И вот когда на улице засинело, он встал из-за стола, потянулся, разминаясь, крякнул от души.
– Эх, а не пойти ли нам прогуляться? Засиделись!
Телохранители послушно вскочили, а мать расстроилась:
– Да куда же вы на ночь глядя?
– Прошвырнемся по улицам родного города, – весело сказал Крюков. – Путешествие в юность!
– Ты ведь не юный, сынок. Говоришь, в губернаторы вышел...
– Погулять хочется! – засмеялся он и приобнял ее за плечи. – Как жениху перед свадьбой!
– А мне – на внука глянуть, – вдруг загрустила она. – Да и жену твою никогда не видала...
– Еще посмотришь, – пообещал Крюков. – Надеть бы что-нибудь попроще. Куртяшки моей старой не сохранилось?
– Как же? Все берегу, – захлопотала мать. – Ты ведь с мальчишек в казенное нарядился, вся одежа осталась, в кладовой висит. Да налезет ли? Вон какой стал! И к лицу ли будет в старом по городу ходить? Поди, нехорошо...
– В самый раз, мам! Хочется юность вспомнить!
– Не набаловал вовремя, вот и тянет, – посожалела мать и добавила вслед: – Если что, там и отцова «москвичка», и фуфайка, новые совсем...

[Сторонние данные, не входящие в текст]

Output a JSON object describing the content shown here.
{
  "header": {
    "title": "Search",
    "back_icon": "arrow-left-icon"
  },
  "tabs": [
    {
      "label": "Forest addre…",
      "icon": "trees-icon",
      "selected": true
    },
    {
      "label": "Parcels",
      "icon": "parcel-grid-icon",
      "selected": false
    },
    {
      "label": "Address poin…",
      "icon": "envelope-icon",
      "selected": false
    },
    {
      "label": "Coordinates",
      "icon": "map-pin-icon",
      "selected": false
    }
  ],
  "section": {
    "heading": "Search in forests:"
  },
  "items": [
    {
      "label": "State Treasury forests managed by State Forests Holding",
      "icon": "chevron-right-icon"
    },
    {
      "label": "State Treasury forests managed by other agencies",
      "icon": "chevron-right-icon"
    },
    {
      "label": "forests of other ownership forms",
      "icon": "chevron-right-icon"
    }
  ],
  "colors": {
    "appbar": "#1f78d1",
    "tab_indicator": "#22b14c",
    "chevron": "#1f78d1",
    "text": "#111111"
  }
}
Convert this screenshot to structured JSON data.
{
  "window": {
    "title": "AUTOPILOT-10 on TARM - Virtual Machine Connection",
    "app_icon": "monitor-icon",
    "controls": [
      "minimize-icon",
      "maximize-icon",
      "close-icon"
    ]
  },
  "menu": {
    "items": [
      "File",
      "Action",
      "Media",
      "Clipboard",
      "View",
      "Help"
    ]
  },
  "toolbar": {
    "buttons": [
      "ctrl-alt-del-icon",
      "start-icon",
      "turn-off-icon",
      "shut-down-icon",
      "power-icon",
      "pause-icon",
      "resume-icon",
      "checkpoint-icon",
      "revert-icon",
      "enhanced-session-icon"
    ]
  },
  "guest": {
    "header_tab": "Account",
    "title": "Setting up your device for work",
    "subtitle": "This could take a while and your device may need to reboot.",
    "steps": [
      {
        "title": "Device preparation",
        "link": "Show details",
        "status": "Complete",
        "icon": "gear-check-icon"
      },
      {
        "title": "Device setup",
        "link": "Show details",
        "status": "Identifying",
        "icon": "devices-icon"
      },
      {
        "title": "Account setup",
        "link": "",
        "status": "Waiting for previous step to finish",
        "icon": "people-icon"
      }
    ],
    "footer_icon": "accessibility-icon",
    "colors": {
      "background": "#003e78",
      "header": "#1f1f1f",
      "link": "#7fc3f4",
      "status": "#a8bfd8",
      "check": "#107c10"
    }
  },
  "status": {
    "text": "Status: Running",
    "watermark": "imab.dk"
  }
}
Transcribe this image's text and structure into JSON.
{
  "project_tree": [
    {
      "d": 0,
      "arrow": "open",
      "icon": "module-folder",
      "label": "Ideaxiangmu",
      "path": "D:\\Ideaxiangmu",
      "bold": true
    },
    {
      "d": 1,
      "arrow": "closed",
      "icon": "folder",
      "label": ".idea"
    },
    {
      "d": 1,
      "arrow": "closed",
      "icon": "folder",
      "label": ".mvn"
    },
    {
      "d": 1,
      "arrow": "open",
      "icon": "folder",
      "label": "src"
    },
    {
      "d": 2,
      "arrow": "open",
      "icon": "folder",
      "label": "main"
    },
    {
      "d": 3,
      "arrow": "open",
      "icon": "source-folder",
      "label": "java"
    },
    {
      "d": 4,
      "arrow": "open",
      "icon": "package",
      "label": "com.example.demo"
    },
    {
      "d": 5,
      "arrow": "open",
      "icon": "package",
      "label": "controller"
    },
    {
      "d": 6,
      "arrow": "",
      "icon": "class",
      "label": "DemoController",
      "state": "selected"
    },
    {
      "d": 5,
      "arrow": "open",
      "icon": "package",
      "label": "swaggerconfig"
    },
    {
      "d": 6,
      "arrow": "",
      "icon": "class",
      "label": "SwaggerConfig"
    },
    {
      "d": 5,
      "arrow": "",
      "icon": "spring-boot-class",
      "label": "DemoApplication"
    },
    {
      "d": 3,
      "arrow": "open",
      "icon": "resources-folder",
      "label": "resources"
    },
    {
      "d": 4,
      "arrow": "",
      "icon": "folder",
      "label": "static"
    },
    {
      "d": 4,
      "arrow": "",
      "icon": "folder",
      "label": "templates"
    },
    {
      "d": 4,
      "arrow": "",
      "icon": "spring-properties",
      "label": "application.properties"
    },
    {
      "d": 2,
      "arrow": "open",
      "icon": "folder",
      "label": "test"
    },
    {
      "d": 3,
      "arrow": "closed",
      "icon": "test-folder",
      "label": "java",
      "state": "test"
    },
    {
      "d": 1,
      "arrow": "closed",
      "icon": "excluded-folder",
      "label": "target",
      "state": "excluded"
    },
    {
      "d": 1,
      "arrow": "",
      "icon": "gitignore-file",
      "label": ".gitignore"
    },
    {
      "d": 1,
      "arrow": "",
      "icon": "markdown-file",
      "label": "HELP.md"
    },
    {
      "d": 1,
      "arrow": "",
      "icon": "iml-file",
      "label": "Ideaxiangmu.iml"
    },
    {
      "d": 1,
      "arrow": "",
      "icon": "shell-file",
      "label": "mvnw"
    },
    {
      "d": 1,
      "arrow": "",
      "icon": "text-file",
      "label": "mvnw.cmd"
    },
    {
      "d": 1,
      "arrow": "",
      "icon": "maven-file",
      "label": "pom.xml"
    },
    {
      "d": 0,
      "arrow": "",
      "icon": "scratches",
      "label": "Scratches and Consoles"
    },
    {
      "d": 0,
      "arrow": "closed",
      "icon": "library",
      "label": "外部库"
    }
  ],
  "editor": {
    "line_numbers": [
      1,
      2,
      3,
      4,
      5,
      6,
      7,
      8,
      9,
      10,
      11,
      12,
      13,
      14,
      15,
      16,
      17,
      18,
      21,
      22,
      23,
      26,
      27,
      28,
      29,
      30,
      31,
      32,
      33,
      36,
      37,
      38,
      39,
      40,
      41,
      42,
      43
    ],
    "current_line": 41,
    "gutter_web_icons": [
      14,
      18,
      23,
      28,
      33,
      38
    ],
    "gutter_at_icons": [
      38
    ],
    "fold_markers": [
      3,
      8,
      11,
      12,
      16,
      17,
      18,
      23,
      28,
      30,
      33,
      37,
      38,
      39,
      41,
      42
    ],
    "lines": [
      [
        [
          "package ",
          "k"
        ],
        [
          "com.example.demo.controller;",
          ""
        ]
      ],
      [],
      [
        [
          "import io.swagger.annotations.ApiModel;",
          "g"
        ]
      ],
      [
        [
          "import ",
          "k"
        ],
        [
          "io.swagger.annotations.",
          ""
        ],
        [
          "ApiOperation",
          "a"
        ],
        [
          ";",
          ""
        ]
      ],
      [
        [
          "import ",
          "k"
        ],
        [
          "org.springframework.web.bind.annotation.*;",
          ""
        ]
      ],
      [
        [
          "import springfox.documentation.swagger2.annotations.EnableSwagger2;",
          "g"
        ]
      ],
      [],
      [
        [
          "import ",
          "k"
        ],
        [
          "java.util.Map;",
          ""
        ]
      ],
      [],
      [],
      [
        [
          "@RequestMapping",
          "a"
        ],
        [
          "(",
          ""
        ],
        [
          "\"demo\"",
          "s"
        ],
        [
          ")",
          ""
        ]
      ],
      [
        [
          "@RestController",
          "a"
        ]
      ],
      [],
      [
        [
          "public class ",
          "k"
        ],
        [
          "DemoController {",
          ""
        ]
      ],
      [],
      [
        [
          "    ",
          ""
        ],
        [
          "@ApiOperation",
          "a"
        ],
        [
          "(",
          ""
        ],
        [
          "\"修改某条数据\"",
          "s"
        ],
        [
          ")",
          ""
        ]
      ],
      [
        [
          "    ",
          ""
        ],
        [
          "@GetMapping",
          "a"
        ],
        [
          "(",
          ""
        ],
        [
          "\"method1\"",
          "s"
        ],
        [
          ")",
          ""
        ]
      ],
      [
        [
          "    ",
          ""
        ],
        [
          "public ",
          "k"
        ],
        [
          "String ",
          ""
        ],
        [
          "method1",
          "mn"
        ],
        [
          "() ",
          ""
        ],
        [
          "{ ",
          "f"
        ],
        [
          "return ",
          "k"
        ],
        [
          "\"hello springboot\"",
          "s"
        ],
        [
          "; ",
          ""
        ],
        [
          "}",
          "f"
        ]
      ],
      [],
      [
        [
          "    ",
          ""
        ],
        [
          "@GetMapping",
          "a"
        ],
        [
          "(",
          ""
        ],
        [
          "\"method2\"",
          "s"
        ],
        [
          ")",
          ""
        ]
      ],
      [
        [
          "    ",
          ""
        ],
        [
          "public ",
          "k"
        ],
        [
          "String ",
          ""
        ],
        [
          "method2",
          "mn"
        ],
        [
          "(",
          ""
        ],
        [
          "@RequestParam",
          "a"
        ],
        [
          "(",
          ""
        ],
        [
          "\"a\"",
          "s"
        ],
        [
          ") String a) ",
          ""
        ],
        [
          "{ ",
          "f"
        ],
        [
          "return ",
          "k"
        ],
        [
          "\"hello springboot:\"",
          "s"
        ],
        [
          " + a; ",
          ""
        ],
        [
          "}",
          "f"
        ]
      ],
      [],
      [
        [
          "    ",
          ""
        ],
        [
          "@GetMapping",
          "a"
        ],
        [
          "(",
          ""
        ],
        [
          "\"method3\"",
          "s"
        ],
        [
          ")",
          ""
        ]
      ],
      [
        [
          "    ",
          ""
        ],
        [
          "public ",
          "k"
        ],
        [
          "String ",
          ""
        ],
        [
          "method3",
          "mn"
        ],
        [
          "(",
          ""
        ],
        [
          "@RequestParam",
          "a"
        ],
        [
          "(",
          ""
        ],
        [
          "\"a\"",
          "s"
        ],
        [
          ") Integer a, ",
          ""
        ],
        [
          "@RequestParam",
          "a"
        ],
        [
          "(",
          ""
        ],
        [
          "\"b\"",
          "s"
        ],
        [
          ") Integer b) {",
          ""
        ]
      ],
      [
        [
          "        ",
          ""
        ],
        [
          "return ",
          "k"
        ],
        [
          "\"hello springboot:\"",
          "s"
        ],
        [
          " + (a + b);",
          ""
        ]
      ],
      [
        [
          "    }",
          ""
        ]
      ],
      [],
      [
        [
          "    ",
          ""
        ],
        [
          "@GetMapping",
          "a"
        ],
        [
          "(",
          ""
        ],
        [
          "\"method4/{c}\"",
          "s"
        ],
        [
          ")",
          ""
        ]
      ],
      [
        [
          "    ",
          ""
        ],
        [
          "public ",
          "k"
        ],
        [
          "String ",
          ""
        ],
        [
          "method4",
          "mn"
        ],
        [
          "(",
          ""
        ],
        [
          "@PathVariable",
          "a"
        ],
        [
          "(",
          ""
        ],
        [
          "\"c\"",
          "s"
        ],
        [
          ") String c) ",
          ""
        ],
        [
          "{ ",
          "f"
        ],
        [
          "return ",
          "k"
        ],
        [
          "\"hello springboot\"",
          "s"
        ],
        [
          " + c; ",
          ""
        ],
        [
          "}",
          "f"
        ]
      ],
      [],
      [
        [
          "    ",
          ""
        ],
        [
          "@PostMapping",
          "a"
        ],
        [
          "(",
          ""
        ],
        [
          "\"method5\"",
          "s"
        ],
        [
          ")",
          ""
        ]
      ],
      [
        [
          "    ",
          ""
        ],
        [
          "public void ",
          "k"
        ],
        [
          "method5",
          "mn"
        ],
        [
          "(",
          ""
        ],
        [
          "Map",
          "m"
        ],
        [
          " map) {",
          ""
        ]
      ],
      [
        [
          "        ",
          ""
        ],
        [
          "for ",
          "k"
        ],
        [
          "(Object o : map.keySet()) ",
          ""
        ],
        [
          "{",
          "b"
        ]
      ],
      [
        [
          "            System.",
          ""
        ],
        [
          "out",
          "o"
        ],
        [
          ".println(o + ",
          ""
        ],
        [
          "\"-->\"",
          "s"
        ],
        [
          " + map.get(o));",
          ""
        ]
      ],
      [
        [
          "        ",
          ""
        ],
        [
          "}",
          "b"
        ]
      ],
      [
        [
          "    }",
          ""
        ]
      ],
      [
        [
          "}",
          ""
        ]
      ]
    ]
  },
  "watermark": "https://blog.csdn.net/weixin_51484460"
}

Одевались в кладовке, примеряли, смотрели друг на друга и смеялись от души. Куртка, в которой еще в восьмой класс бегал, оказалась впору, только рукава коротковаты, руки стали длинные, хотя мать всю одежду брала с запасом на вырост. Телохранителя Ефремова он обрядил в старый отцовский ватник, а Кочиневского, природного казака, в «москвичку» и овчинную папаху.
– Ну, шашку бы тебе!
Перед тем как выйти со двора, Крюков внезапно вспомнил заклинание «Не на смерть ли я свою иду?», посмеялся над собой, однако с серьезным видом провел инструктаж. Юность у помощников была слишком благополучной, чтобы знать уличные хулиганские правила: Ефремов вообще по образованию журналист, хотя ни строчки не написал и служил в спецназе, а боксер Кочиневский с детства прошел элитные спортивные школы и драться выходил лишь на ринги. По фене они не ботали и могли вообще не понять анжерского уличного базара, где зековский жаргон был еще перемешан татарскими словами. Крюков замечал, как телохранители глядят с любопытством и мальчишеским восторгом, ибо таким его никогда не видели и представления не имели о нравах на родине губернатора.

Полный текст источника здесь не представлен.